Irritierend wirkt indes das Label als »Studienbuch«, handelt es sich doch von der Konzeption her um einen klassischen Sammelband. Die methodische Herangehensweise kann zweifellos »Studentinnen und Studenten verschiedenster historischer Fachgebiete einen Leitfaden an die Hand geben, wie man kulturhistorische Studien mit und aus Objekten schreiben kann« (S. 9). Aber die methodisch-analytischen Überlegungen, in denen einschlägige Theorien und Denkmodelle oft en passant angerissen, jedoch kaum erklärt werden (z. B. Heidegger S. 33), erscheinen allzu voraussetzungsreich für eine studentische Leserschaft. Daran ändern auch die in den Text eingestreuten Kästen mit weiterführenden Erläuterungen wenig, deren zusätzlicher Informationswert sich überdies nicht immer erschließt. Ebenso mag bezweifelt werden, dass heutige Studierende wirklich noch mit der »Feuerzangenbowle« »abgeholt« werden können.

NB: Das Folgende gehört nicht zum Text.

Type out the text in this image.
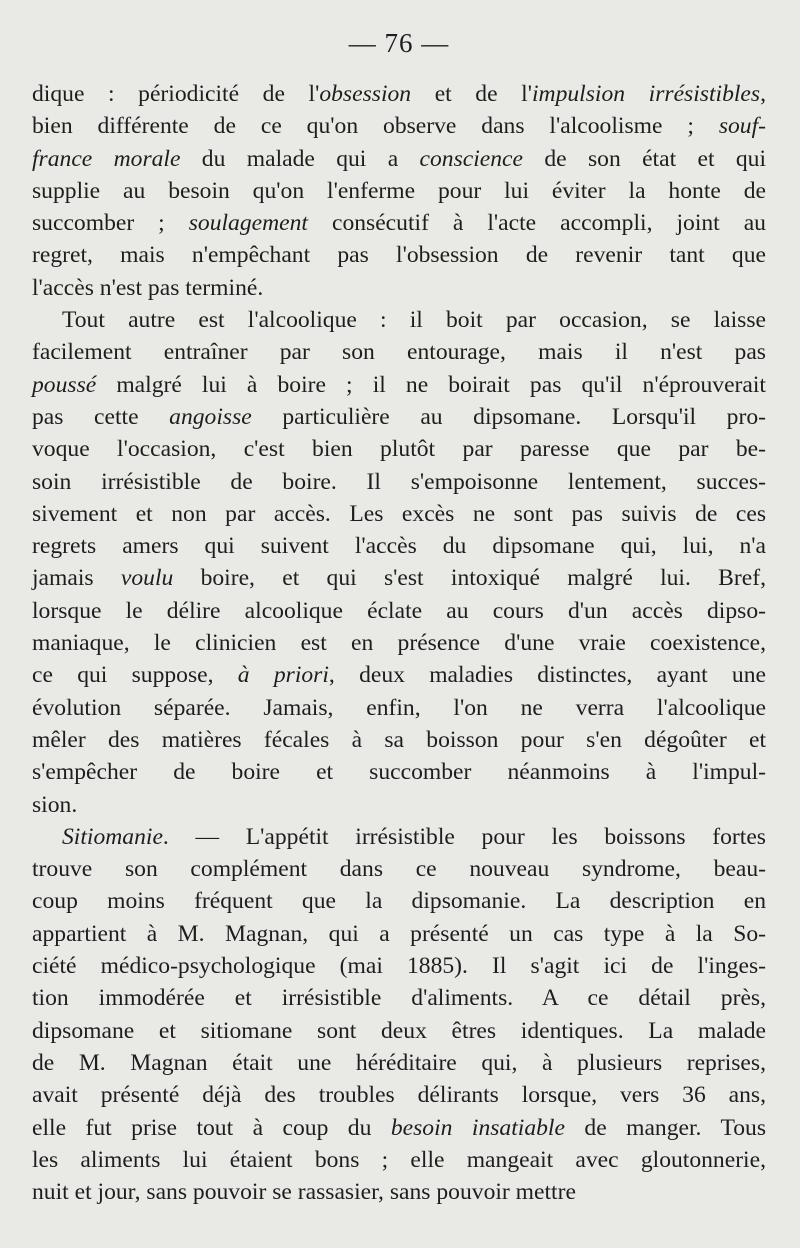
— 76 —
dique : périodicité de l'obsession et de l'impulsion irrésistibles,
bien différente de ce qu'on observe dans l'alcoolisme ; souf-
france morale du malade qui a conscience de son état et qui
supplie au besoin qu'on l'enferme pour lui éviter la honte de
succomber ; soulagement consécutif à l'acte accompli, joint au
regret, mais n'empêchant pas l'obsession de revenir tant que
l'accès n'est pas terminé.
Tout autre est l'alcoolique : il boit par occasion, se laisse
facilement entraîner par son entourage, mais il n'est pas
poussé malgré lui à boire ; il ne boirait pas qu'il n'éprouverait
pas cette angoisse particulière au dipsomane. Lorsqu'il pro-
voque l'occasion, c'est bien plutôt par paresse que par be-
soin irrésistible de boire. Il s'empoisonne lentement, succes-
sivement et non par accès. Les excès ne sont pas suivis de ces
regrets amers qui suivent l'accès du dipsomane qui, lui, n'a
jamais voulu boire, et qui s'est intoxiqué malgré lui. Bref,
lorsque le délire alcoolique éclate au cours d'un accès dipso-
maniaque, le clinicien est en présence d'une vraie coexistence,
ce qui suppose, à priori, deux maladies distinctes, ayant une
évolution séparée. Jamais, enfin, l'on ne verra l'alcoolique
mêler des matières fécales à sa boisson pour s'en dégoûter et
s'empêcher de boire et succomber néanmoins à l'impul-
sion.
Sitiomanie. — L'appétit irrésistible pour les boissons fortes
trouve son complément dans ce nouveau syndrome, beau-
coup moins fréquent que la dipsomanie. La description en
appartient à M. Magnan, qui a présenté un cas type à la So-
ciété médico-psychologique (mai 1885). Il s'agit ici de l'inges-
tion immodérée et irrésistible d'aliments. A ce détail près,
dipsomane et sitiomane sont deux êtres identiques. La malade
de M. Magnan était une héréditaire qui, à plusieurs reprises,
avait présenté déjà des troubles délirants lorsque, vers 36 ans,
elle fut prise tout à coup du besoin insatiable de manger. Tous
les aliments lui étaient bons ; elle mangeait avec gloutonnerie,
nuit et jour, sans pouvoir se rassasier, sans pouvoir mettre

Ungeachtet dieser Kritik leistet der Band einen wichtigen, vor allem in methodisch-analytischer Hinsicht anregenden und bereichernden Beitrag zur gegenwärtigen Diskussion über die Materialität des Mittelalters. Es bleibt der Auftrag, künftig den reichen »Schatz mittelalterlicher Sachquellen […] noch konsequenter als bisher zu heben« (S. 373).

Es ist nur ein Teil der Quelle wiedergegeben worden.